Rodriguez revealed that his first versions used a strip of Medallion Sheeting to separate the wings, but his current wisdom is that “As we get older, flies are harder to see.” He added the bright Fluoro Fibre in a deft maneuver to hide it from the fish, yet leave it plainly visible to those of us with a little gray on their temples.
As a final side note, I’d like to congratulate Rodriguez on his purchase of Front Range Anglers in Boulder, Colorado. Front Range Anglers was the first fly shop I ever worked in—about 30 years ago—and it has become an industry icon. On September 15, 2022, exactly seven years after Antonio first landed at Denver International Airport, he has realized his dream of owning a thriving retail store. That’s a pretty darn good success story, and I wish him all the best.
HOOK: #12-18 Tiemco 900-BL or 100SP-BL
THREAD: Gray 18/0 Semperfli Nano Silk
TAIL: Coq de León rooster saddle fibers
RIB: Extra-small copper wire or copper Krystal Flash
ABDOMEN & THORAX: CDC fiber dubbing
SIGHTER: Fire orange Fluoro Fibre
WING: Natural gray CDC fibers
1. Begin by wrapping a thread base from about two eye lengths back from the hook eye all the way to the bend. Tie in about a dozen coq de León rooster saddle fibers that are a shank length long at the bend. Wrap forward over the butt ends to the starting point and clip the excess.
2. Tie in a length of extra-small copper wire from the starting point back to the bend, taking care to keep the wire along the near side of the shank and maintain a smooth underbody.
3. Clip the fibers from the stems of a couple of CDC feathers. You can leave these fibers at their full length for larger flies, or cut them in half for smaller patterns. These fibers are the dubbing for the next step.
4. Grab a small clump of the CDC fibers and dub them loosely onto the tying thread, just as you would with fur. Build a slightly tapered abdomen from the bend of the hook to just short of the starting point, then wrap the copper wire forward over the dubbing in tight, evenly spaced turns. Tie off and clip the wire.
5. Use the tips of your scissors to finalize the body shape by trimming it into a more conical form. Tie in 18 to 20 strands of fire orange Fluoro Fibre at the 60 percent point directly on top of the hook and overlapping the front edge of the abdomen. Be sure to leave about an eye length of bare space behind the hook eye.

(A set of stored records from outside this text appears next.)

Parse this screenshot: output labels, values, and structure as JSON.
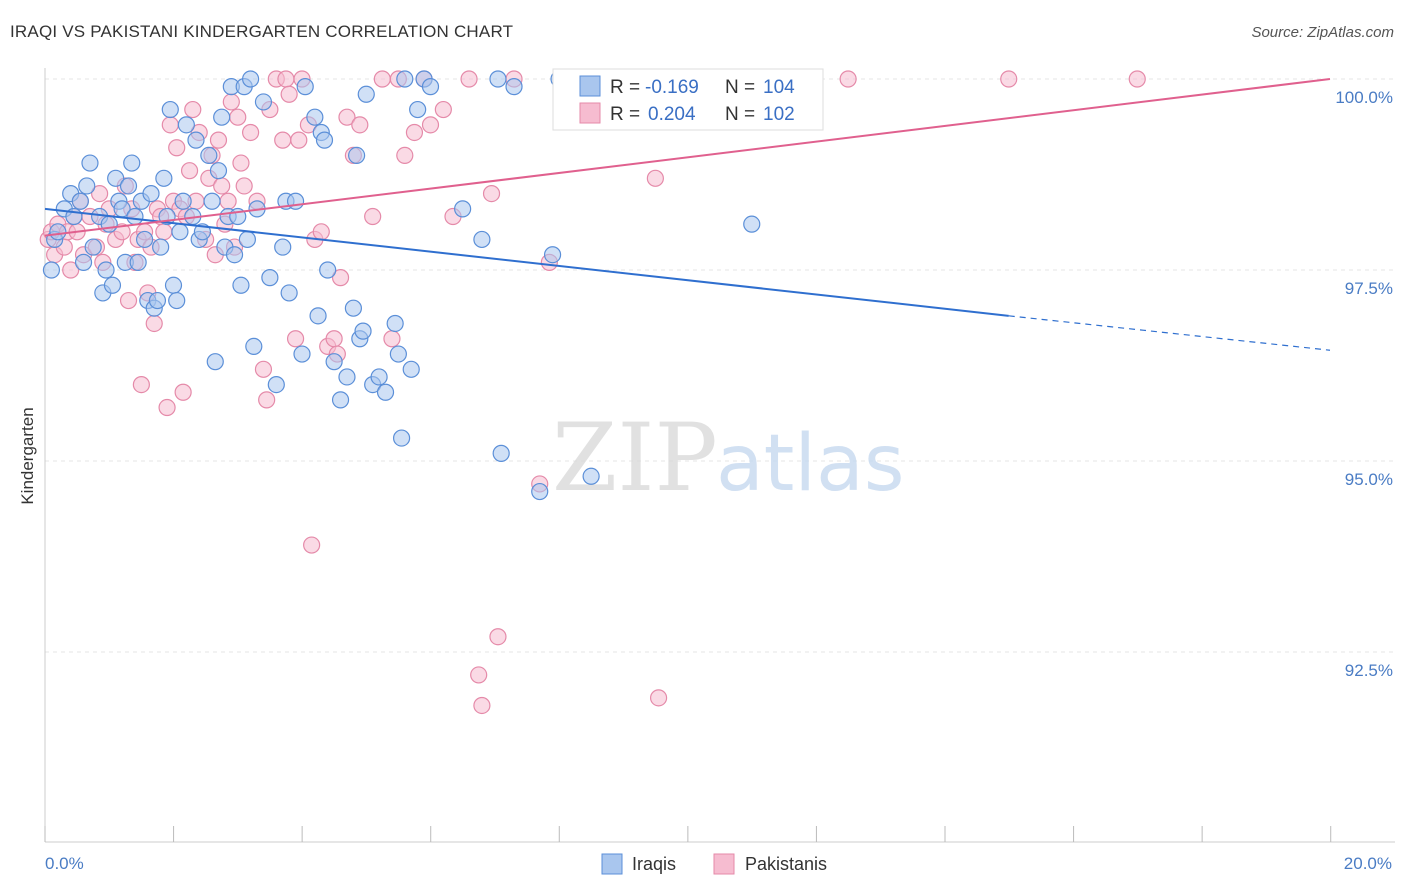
{
  "title": "IRAQI VS PAKISTANI KINDERGARTEN CORRELATION CHART",
  "source": "Source: ZipAtlas.com",
  "watermark": {
    "zip": "ZIP",
    "atlas": "atlas"
  },
  "colors": {
    "iraqis_fill": "#a9c6ee",
    "iraqis_stroke": "#5b8fd8",
    "iraqis_line": "#2f6fcf",
    "pakistanis_fill": "#f6bcd0",
    "pakistanis_stroke": "#e58aa9",
    "pakistanis_line": "#e0608e",
    "grid": "#e6e6e6",
    "axis_label": "#4a7cc4"
  },
  "legend": {
    "rows": [
      {
        "r_label": "R =",
        "r_value": "-0.169",
        "n_label": "N =",
        "n_value": "104"
      },
      {
        "r_label": "R =",
        "r_value": "0.204",
        "n_label": "N =",
        "n_value": "102"
      }
    ]
  },
  "chart_data": {
    "type": "scatter",
    "xlabel": "",
    "ylabel": "Kindergarten",
    "xlim": [
      0,
      20
    ],
    "ylim": [
      90.5,
      100.35
    ],
    "x_tick_labels": [
      "0.0%",
      "20.0%"
    ],
    "y_ticks": [
      {
        "value": 100.0,
        "label": "100.0%"
      },
      {
        "value": 97.5,
        "label": "97.5%"
      },
      {
        "value": 95.0,
        "label": "95.0%"
      },
      {
        "value": 92.5,
        "label": "92.5%"
      }
    ],
    "grid": "horizontal dashed",
    "legend_position": "top-center and bottom",
    "series": [
      {
        "name": "Iraqis",
        "trend": {
          "x": [
            0,
            15,
            20
          ],
          "y": [
            98.3,
            96.9,
            96.45
          ],
          "dashed_from": 15
        },
        "points": [
          [
            0.1,
            97.5
          ],
          [
            0.15,
            97.9
          ],
          [
            0.2,
            98.0
          ],
          [
            0.3,
            98.3
          ],
          [
            0.4,
            98.5
          ],
          [
            0.45,
            98.2
          ],
          [
            0.55,
            98.4
          ],
          [
            0.6,
            97.6
          ],
          [
            0.65,
            98.6
          ],
          [
            0.7,
            98.9
          ],
          [
            0.75,
            97.8
          ],
          [
            0.85,
            98.2
          ],
          [
            0.9,
            97.2
          ],
          [
            0.95,
            97.5
          ],
          [
            1.0,
            98.1
          ],
          [
            1.05,
            97.3
          ],
          [
            1.1,
            98.7
          ],
          [
            1.15,
            98.4
          ],
          [
            1.2,
            98.3
          ],
          [
            1.25,
            97.6
          ],
          [
            1.3,
            98.6
          ],
          [
            1.35,
            98.9
          ],
          [
            1.4,
            98.2
          ],
          [
            1.45,
            97.6
          ],
          [
            1.5,
            98.4
          ],
          [
            1.55,
            97.9
          ],
          [
            1.6,
            97.1
          ],
          [
            1.65,
            98.5
          ],
          [
            1.7,
            97.0
          ],
          [
            1.75,
            97.1
          ],
          [
            1.8,
            97.8
          ],
          [
            1.85,
            98.7
          ],
          [
            1.9,
            98.2
          ],
          [
            1.95,
            99.6
          ],
          [
            2.0,
            97.3
          ],
          [
            2.05,
            97.1
          ],
          [
            2.1,
            98.0
          ],
          [
            2.15,
            98.4
          ],
          [
            2.2,
            99.4
          ],
          [
            2.3,
            98.2
          ],
          [
            2.35,
            99.2
          ],
          [
            2.4,
            97.9
          ],
          [
            2.45,
            98.0
          ],
          [
            2.55,
            99.0
          ],
          [
            2.6,
            98.4
          ],
          [
            2.65,
            96.3
          ],
          [
            2.7,
            98.8
          ],
          [
            2.75,
            99.5
          ],
          [
            2.8,
            97.8
          ],
          [
            2.85,
            98.2
          ],
          [
            2.9,
            99.9
          ],
          [
            2.95,
            97.7
          ],
          [
            3.0,
            98.2
          ],
          [
            3.05,
            97.3
          ],
          [
            3.1,
            99.9
          ],
          [
            3.15,
            97.9
          ],
          [
            3.2,
            100.0
          ],
          [
            3.25,
            96.5
          ],
          [
            3.3,
            98.3
          ],
          [
            3.4,
            99.7
          ],
          [
            3.5,
            97.4
          ],
          [
            3.6,
            96.0
          ],
          [
            3.7,
            97.8
          ],
          [
            3.75,
            98.4
          ],
          [
            3.8,
            97.2
          ],
          [
            3.9,
            98.4
          ],
          [
            4.0,
            96.4
          ],
          [
            4.05,
            99.9
          ],
          [
            4.2,
            99.5
          ],
          [
            4.25,
            96.9
          ],
          [
            4.3,
            99.3
          ],
          [
            4.35,
            99.2
          ],
          [
            4.4,
            97.5
          ],
          [
            4.5,
            96.3
          ],
          [
            4.6,
            95.8
          ],
          [
            4.7,
            96.1
          ],
          [
            4.8,
            97.0
          ],
          [
            4.85,
            99.0
          ],
          [
            4.9,
            96.6
          ],
          [
            4.95,
            96.7
          ],
          [
            5.0,
            99.8
          ],
          [
            5.1,
            96.0
          ],
          [
            5.2,
            96.1
          ],
          [
            5.3,
            95.9
          ],
          [
            5.45,
            96.8
          ],
          [
            5.5,
            96.4
          ],
          [
            5.55,
            95.3
          ],
          [
            5.6,
            100.0
          ],
          [
            5.7,
            96.2
          ],
          [
            5.8,
            99.6
          ],
          [
            5.9,
            100.0
          ],
          [
            6.0,
            99.9
          ],
          [
            6.5,
            98.3
          ],
          [
            6.8,
            97.9
          ],
          [
            7.05,
            100.0
          ],
          [
            7.1,
            95.1
          ],
          [
            7.3,
            99.9
          ],
          [
            7.7,
            94.6
          ],
          [
            7.9,
            97.7
          ],
          [
            8.0,
            100.0
          ],
          [
            8.5,
            94.8
          ],
          [
            9.5,
            100.0
          ],
          [
            11.0,
            98.1
          ],
          [
            11.5,
            100.0
          ]
        ]
      },
      {
        "name": "Pakistanis",
        "trend": {
          "x": [
            0,
            20
          ],
          "y": [
            97.95,
            100.0
          ]
        },
        "points": [
          [
            0.05,
            97.9
          ],
          [
            0.1,
            98.0
          ],
          [
            0.15,
            97.7
          ],
          [
            0.2,
            98.1
          ],
          [
            0.3,
            97.8
          ],
          [
            0.35,
            98.0
          ],
          [
            0.4,
            97.5
          ],
          [
            0.45,
            98.2
          ],
          [
            0.5,
            98.0
          ],
          [
            0.55,
            98.4
          ],
          [
            0.6,
            97.7
          ],
          [
            0.7,
            98.2
          ],
          [
            0.8,
            97.8
          ],
          [
            0.85,
            98.5
          ],
          [
            0.9,
            97.6
          ],
          [
            0.95,
            98.1
          ],
          [
            1.0,
            98.3
          ],
          [
            1.1,
            97.9
          ],
          [
            1.2,
            98.0
          ],
          [
            1.25,
            98.6
          ],
          [
            1.3,
            97.1
          ],
          [
            1.35,
            98.3
          ],
          [
            1.4,
            97.6
          ],
          [
            1.45,
            97.9
          ],
          [
            1.5,
            96.0
          ],
          [
            1.55,
            98.0
          ],
          [
            1.6,
            97.2
          ],
          [
            1.65,
            97.8
          ],
          [
            1.7,
            96.8
          ],
          [
            1.75,
            98.3
          ],
          [
            1.8,
            98.2
          ],
          [
            1.85,
            98.0
          ],
          [
            1.9,
            95.7
          ],
          [
            1.95,
            99.4
          ],
          [
            2.0,
            98.4
          ],
          [
            2.05,
            99.1
          ],
          [
            2.1,
            98.3
          ],
          [
            2.15,
            95.9
          ],
          [
            2.2,
            98.2
          ],
          [
            2.25,
            98.8
          ],
          [
            2.3,
            99.6
          ],
          [
            2.35,
            98.4
          ],
          [
            2.4,
            99.3
          ],
          [
            2.5,
            97.9
          ],
          [
            2.55,
            98.7
          ],
          [
            2.6,
            99.0
          ],
          [
            2.65,
            97.7
          ],
          [
            2.7,
            99.2
          ],
          [
            2.75,
            98.6
          ],
          [
            2.8,
            98.1
          ],
          [
            2.85,
            98.4
          ],
          [
            2.9,
            99.7
          ],
          [
            2.95,
            97.8
          ],
          [
            3.0,
            99.5
          ],
          [
            3.05,
            98.9
          ],
          [
            3.1,
            98.6
          ],
          [
            3.2,
            99.3
          ],
          [
            3.3,
            98.4
          ],
          [
            3.4,
            96.2
          ],
          [
            3.45,
            95.8
          ],
          [
            3.5,
            99.6
          ],
          [
            3.6,
            100.0
          ],
          [
            3.7,
            99.2
          ],
          [
            3.75,
            100.0
          ],
          [
            3.8,
            99.8
          ],
          [
            3.9,
            96.6
          ],
          [
            3.95,
            99.2
          ],
          [
            4.0,
            100.0
          ],
          [
            4.1,
            99.4
          ],
          [
            4.15,
            93.9
          ],
          [
            4.2,
            97.9
          ],
          [
            4.3,
            98.0
          ],
          [
            4.4,
            96.5
          ],
          [
            4.5,
            96.6
          ],
          [
            4.55,
            96.4
          ],
          [
            4.6,
            97.4
          ],
          [
            4.7,
            99.5
          ],
          [
            4.8,
            99.0
          ],
          [
            4.9,
            99.4
          ],
          [
            5.1,
            98.2
          ],
          [
            5.25,
            100.0
          ],
          [
            5.4,
            96.6
          ],
          [
            5.5,
            100.0
          ],
          [
            5.6,
            99.0
          ],
          [
            5.75,
            99.3
          ],
          [
            5.9,
            100.0
          ],
          [
            6.0,
            99.4
          ],
          [
            6.2,
            99.6
          ],
          [
            6.35,
            98.2
          ],
          [
            6.6,
            100.0
          ],
          [
            6.75,
            92.2
          ],
          [
            6.8,
            91.8
          ],
          [
            6.95,
            98.5
          ],
          [
            7.05,
            92.7
          ],
          [
            7.3,
            100.0
          ],
          [
            7.7,
            94.7
          ],
          [
            7.85,
            97.6
          ],
          [
            9.5,
            98.7
          ],
          [
            9.55,
            91.9
          ],
          [
            12.5,
            100.0
          ],
          [
            15.0,
            100.0
          ],
          [
            17.0,
            100.0
          ]
        ]
      }
    ]
  }
}
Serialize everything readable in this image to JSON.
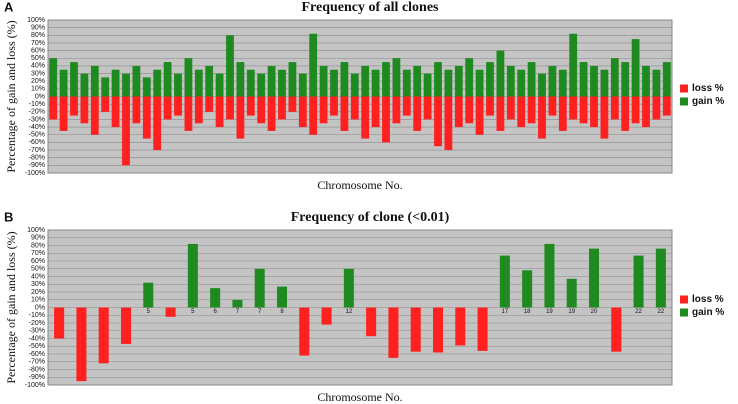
{
  "chart_data": [
    {
      "type": "bar",
      "panel_label": "A",
      "title": "Frequency of all clones",
      "ylabel": "Percentage of gain and loss (%)",
      "xlabel": "Chromosome No.",
      "grid": true,
      "legend": "right",
      "ylim": [
        -100,
        100
      ],
      "yticks": [
        {
          "value": -100,
          "label": "-100%"
        },
        {
          "value": -90,
          "label": "-90%"
        },
        {
          "value": -80,
          "label": "-80%"
        },
        {
          "value": -70,
          "label": "-70%"
        },
        {
          "value": -60,
          "label": "-60%"
        },
        {
          "value": -50,
          "label": "-50%"
        },
        {
          "value": -40,
          "label": "-40%"
        },
        {
          "value": -30,
          "label": "-30%"
        },
        {
          "value": -20,
          "label": "-20%"
        },
        {
          "value": -10,
          "label": "-10%"
        },
        {
          "value": 0,
          "label": "0%"
        },
        {
          "value": 10,
          "label": "10%"
        },
        {
          "value": 20,
          "label": "20%"
        },
        {
          "value": 30,
          "label": "30%"
        },
        {
          "value": 40,
          "label": "40%"
        },
        {
          "value": 50,
          "label": "50%"
        },
        {
          "value": 60,
          "label": "60%"
        },
        {
          "value": 70,
          "label": "70%"
        },
        {
          "value": 80,
          "label": "80%"
        },
        {
          "value": 90,
          "label": "90%"
        },
        {
          "value": 100,
          "label": "100%"
        }
      ],
      "series": [
        {
          "name": "loss %",
          "color": "#ff2020",
          "values": [
            -30,
            -45,
            -25,
            -35,
            -50,
            -20,
            -40,
            -90,
            -35,
            -55,
            -70,
            -30,
            -25,
            -45,
            -35,
            -20,
            -40,
            -30,
            -55,
            -25,
            -35,
            -45,
            -30,
            -20,
            -40,
            -50,
            -35,
            -25,
            -45,
            -30,
            -55,
            -40,
            -60,
            -35,
            -25,
            -45,
            -30,
            -65,
            -70,
            -40,
            -35,
            -50,
            -25,
            -45,
            -30,
            -40,
            -35,
            -55,
            -25,
            -45,
            -30,
            -35,
            -40,
            -55,
            -30,
            -45,
            -35,
            -40,
            -30,
            -25
          ]
        },
        {
          "name": "gain %",
          "color": "#1f8a1f",
          "values": [
            50,
            35,
            45,
            30,
            40,
            25,
            35,
            30,
            40,
            25,
            35,
            45,
            30,
            50,
            35,
            40,
            30,
            80,
            45,
            35,
            30,
            40,
            35,
            45,
            30,
            82,
            40,
            35,
            45,
            30,
            40,
            35,
            45,
            50,
            35,
            40,
            30,
            45,
            35,
            40,
            50,
            35,
            45,
            60,
            40,
            35,
            45,
            30,
            40,
            35,
            82,
            45,
            40,
            35,
            50,
            45,
            75,
            40,
            35,
            45
          ]
        }
      ]
    },
    {
      "type": "bar",
      "panel_label": "B",
      "title": "Frequency of clone (<0.01)",
      "ylabel": "Percentage of gain and loss (%)",
      "xlabel": "Chromosome No.",
      "grid": true,
      "legend": "right",
      "ylim": [
        -100,
        100
      ],
      "yticks": [
        {
          "value": -100,
          "label": "-100%"
        },
        {
          "value": -90,
          "label": "-90%"
        },
        {
          "value": -80,
          "label": "-80%"
        },
        {
          "value": -70,
          "label": "-70%"
        },
        {
          "value": -60,
          "label": "-60%"
        },
        {
          "value": -50,
          "label": "-50%"
        },
        {
          "value": -40,
          "label": "-40%"
        },
        {
          "value": -30,
          "label": "-30%"
        },
        {
          "value": -20,
          "label": "-20%"
        },
        {
          "value": -10,
          "label": "-10%"
        },
        {
          "value": 0,
          "label": "0%"
        },
        {
          "value": 10,
          "label": "10%"
        },
        {
          "value": 20,
          "label": "20%"
        },
        {
          "value": 30,
          "label": "30%"
        },
        {
          "value": 40,
          "label": "40%"
        },
        {
          "value": 50,
          "label": "50%"
        },
        {
          "value": 60,
          "label": "60%"
        },
        {
          "value": 70,
          "label": "70%"
        },
        {
          "value": 80,
          "label": "80%"
        },
        {
          "value": 90,
          "label": "90%"
        },
        {
          "value": 100,
          "label": "100%"
        }
      ],
      "categories": [
        "1",
        "2",
        "3",
        "4",
        "5",
        "6",
        "5",
        "6",
        "7",
        "7",
        "8",
        null,
        "11",
        "12",
        "13",
        "13",
        "13",
        "14",
        "14",
        "16",
        "17",
        "18",
        "19",
        "19",
        "20",
        "21",
        "22",
        "22"
      ],
      "series": [
        {
          "name": "loss %",
          "color": "#ff2020",
          "values": [
            -40,
            -95,
            -72,
            -47,
            null,
            -12,
            null,
            null,
            null,
            null,
            null,
            -62,
            -22,
            null,
            -37,
            -65,
            -57,
            -58,
            -49,
            -56,
            null,
            null,
            null,
            null,
            null,
            -57,
            null,
            null
          ]
        },
        {
          "name": "gain %",
          "color": "#1f8a1f",
          "values": [
            null,
            null,
            null,
            null,
            32,
            null,
            82,
            25,
            10,
            50,
            27,
            null,
            null,
            50,
            null,
            null,
            null,
            null,
            null,
            null,
            67,
            48,
            82,
            37,
            76,
            null,
            67,
            76
          ]
        }
      ]
    }
  ]
}
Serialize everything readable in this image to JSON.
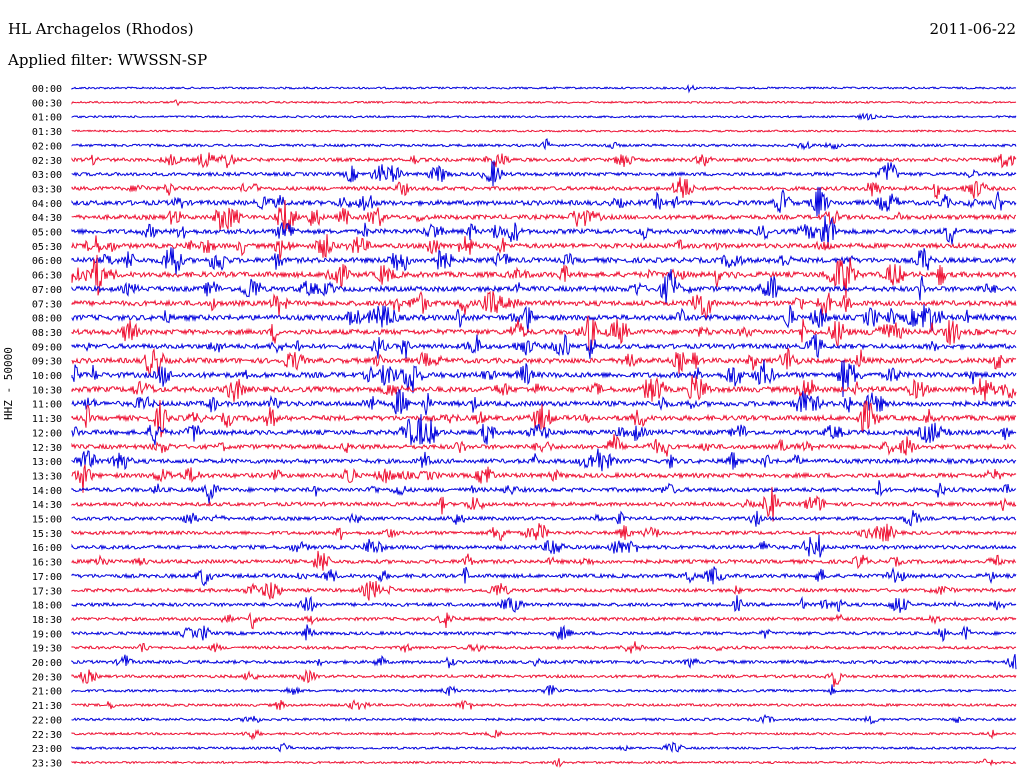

6. Apply another thin strand of dubbing and build a round thorax on the front third of the hook. The thorax should be plainly bigger than the abdomen, much like that of a nymph pattern. Build a smooth thread base on the shank up to the hook eye and back to the front of the thorax.
7. Stack two to four thick CDC feathers so their tips are even. Clip the center stems of the feathers, leaving a V-shaped section of fibers as seen here.
8. Clump the ends of the stacked feathers together into a bundle and measure them against the hook so they are just slightly longer than the shank.
9. Pinch the clump of CDC in place and anchor it down with several firm thread wraps right at the front edge of the thorax. Clip the butt ends as close as you can and smooth over the butt ends with a few wraps of thread.
10. Leave the thread hanging behind the hook eye and pull the Fluoro Fibre bundle up through the CDC fibers, dividing them in half.
11. Tie down the Fluoro Fibre at the back edge of the hook eye with just two or three tight thread turns.
12. Pull the long ends of the Fluoro Fibre back over the top of the fly and catch the fold with a few more tight thread turns. Whip-finish the thread over the fold and clip.
13. Trim the Fluoro Fibre to about half the wing length, making sure it is centered between the wings. Add a tiny drop of head cement to the thread wraps at the head.